4. CT should read out all text (or delegate it to pupil) when working from a handout or text book and when writing on the board. Reading it twice is even better! 

5. The pace of the lesson can be too fast for Mo. It might be considered to slow down the pace a little to match Mo’s speed of access.

6. Texts need to be provided to the ST well in advance of the lesson to allow time to modify them. Advance preparation is essential and judgements have to be made about whether to use A4 enlarged print, electronic magnifier, or a reader. 

7. It is really helpful if ST has a grasp of the subject matter to be able to assist Mo. Sometimes it may be appropriate for the ST to work directly with Mo in a small SEN room and go through the content on a one-to-one basis. Familiarity with the exam texts and subject matter will be very useful in those circumstances.  

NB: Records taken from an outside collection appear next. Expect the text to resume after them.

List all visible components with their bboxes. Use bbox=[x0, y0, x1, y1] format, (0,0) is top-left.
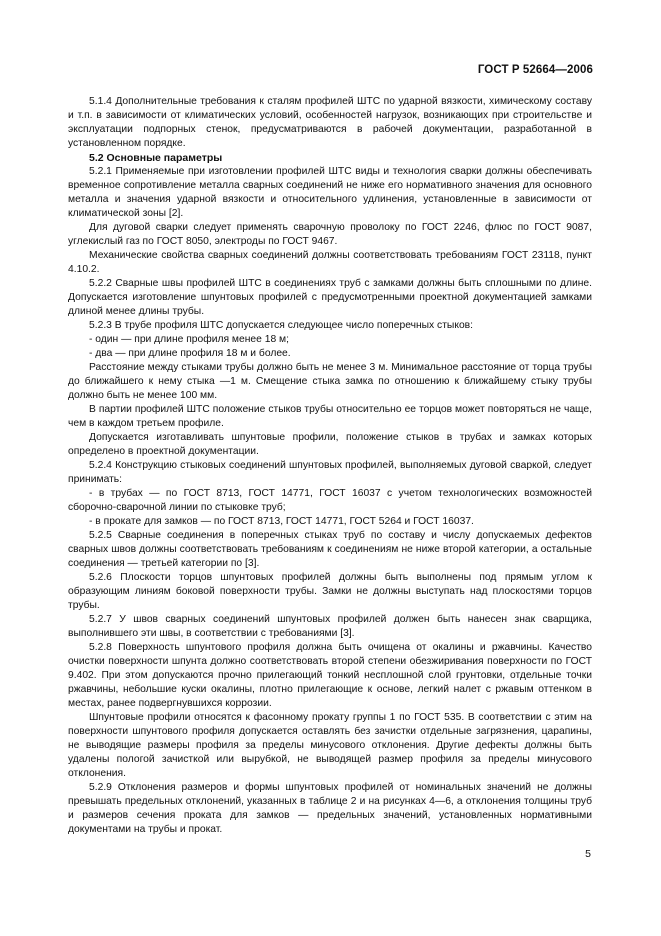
list-item-two: - два — при длине профиля 18 м и более. bbox=[89, 348, 291, 359]
paragraph-5-2-3: 5.2.3 В трубе профиля ШТС допускается следующее число поперечных стыков: bbox=[89, 320, 473, 331]
paragraph-5-2-6: 5.2.6 Плоскости торцов шпунтовых профилей должны быть выполнены под прямым углом к образующим линиям боковой поверхности трубы. Замки не должны выступать над плоскостями торцов трубы. bbox=[68, 572, 592, 611]
list-item-rolled: - в прокате для замков — по ГОСТ 8713, ГОСТ 14771, ГОСТ 5264 и ГОСТ 16037. bbox=[89, 516, 474, 527]
paragraph-5-2-1: 5.2.1 Применяемые при изготовлении профилей ШТС виды и технология сварки должны обеспечивать временное сопротивление металла сварных соединений не ниже его нормативного значения для основного металла и значения ударной вязкости и относительного удлинения, установленные в зависимости от климатической зоны [2]. bbox=[68, 166, 592, 219]
list-item-pipes: - в трубах — по ГОСТ 8713, ГОСТ 14771, ГОСТ 16037 с учетом технологических возможностей сборочно-сварочной линии по стыковке труб; bbox=[68, 488, 592, 513]
paragraph-5-2-4: 5.2.4 Конструкцию стыковых соединений шпунтовых профилей, выполняемых дуговой сваркой, следует принимать: bbox=[68, 460, 592, 485]
paragraph-shaped-rolled: Шпунтовые профили относятся к фасонному прокату группы 1 по ГОСТ 535. В соответствии с этим на поверхности шпунтового профиля допускается оставлять без зачистки отдельные загрязнения, царапины, не выводящие размеры профиля за пределы минусового отклонения. Другие дефекты должны быть удалены пологой зачисткой или вырубкой, не выводящей размер профиля за пределы минусового отклонения. bbox=[68, 712, 592, 779]
paragraph-batch: В партии профилей ШТС положение стыков трубы относительно ее торцов может повторяться не чаще, чем в каждом третьем профиле. bbox=[68, 404, 592, 429]
paragraph-arc-welding: Для дуговой сварки следует применять сварочную проволоку по ГОСТ 2246, флюс по ГОСТ 9087, углекислый газ по ГОСТ 8050, электроды по ГОСТ 9467. bbox=[68, 222, 592, 247]
list-item-one: - один — при длине профиля менее 18 м; bbox=[89, 334, 289, 345]
paragraph-distance: Расстояние между стыками трубы должно быть не менее 3 м. Минимальное расстояние от торца трубы до ближайшего к нему стыка —1 м. Смещение стыка замка по отношению к ближайшему стыку трубы должно быть не менее 100 мм. bbox=[68, 362, 592, 401]
paragraph-5-1-4: 5.1.4 Дополнительные требования к сталям профилей ШТС по ударной вязкости, химическому составу и т.п. в зависимости от климатических условий, особенностей нагрузок, возникающих при строительстве и эксплуатации подпорных стенок, предусматриваются в рабочей документации, разработанной в установленном порядке. bbox=[68, 96, 592, 149]
page-number: 5 bbox=[585, 848, 591, 860]
section-heading-5-2: 5.2 Основные параметры bbox=[89, 152, 223, 164]
paragraph-mechanical: Механические свойства сварных соединений должны соответствовать требованиям ГОСТ 23118, пункт 4.10.2. bbox=[68, 250, 592, 275]
paragraph-5-2-7: 5.2.7 У швов сварных соединений шпунтовых профилей должен быть нанесен знак сварщика, выполнившего эти швы, в соответствии с требованиями [3]. bbox=[68, 614, 592, 639]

8. Mo is unable to write independently without a scribe or at the very least a good quality magnifier. 

9. It will be useful for the ST to make notes in the lesson for Mo. These should be in giant print (26 point). 

10. Laptop. Mo has difficulty with the glare coming from the screen. He also finds it hard coming too close. Mo cannot read the letters on the keyboard and so will benefit from large high contrast letters on the laptop keyboard. Touch-typing will be a useful skill for Mo to learn. 

11. For the time being we will assume Mo cannot access the board, therefore a handout of what is on the board will be very helpful. 

To sum up:
a.    Advanced planning and modifying of work is essential
b.   Low vision electronic aids are not a substitute for modified texts. All texts should ideally be adapted to 24 point size.
c.   Handwritten texts on handouts should be adapted into print. Give Mo a copy of board notes.
d.   Ideally texts should be provided in electronic format for Mo to enlarge on the laptop. If he has a pen drive that he carries around all his work can be put there and he can take responsibility for collecting it.


  1. Re point 1: One way of managing this is to create a pdf from Word document and then mark the line or paragraph so they can be found quickly from the pdf contents menu (that takes more time of course). I have not done this with school handouts / texts yet but it may work. - Maurice

  2. A very interesting topic. This could be a guideline to everyone, this is a must-read article. I know it is hard for him to do the things he wanted to do now that he can't see but as long as he still lives, nothing is impossible. I wish him good luck in all his future endeavor.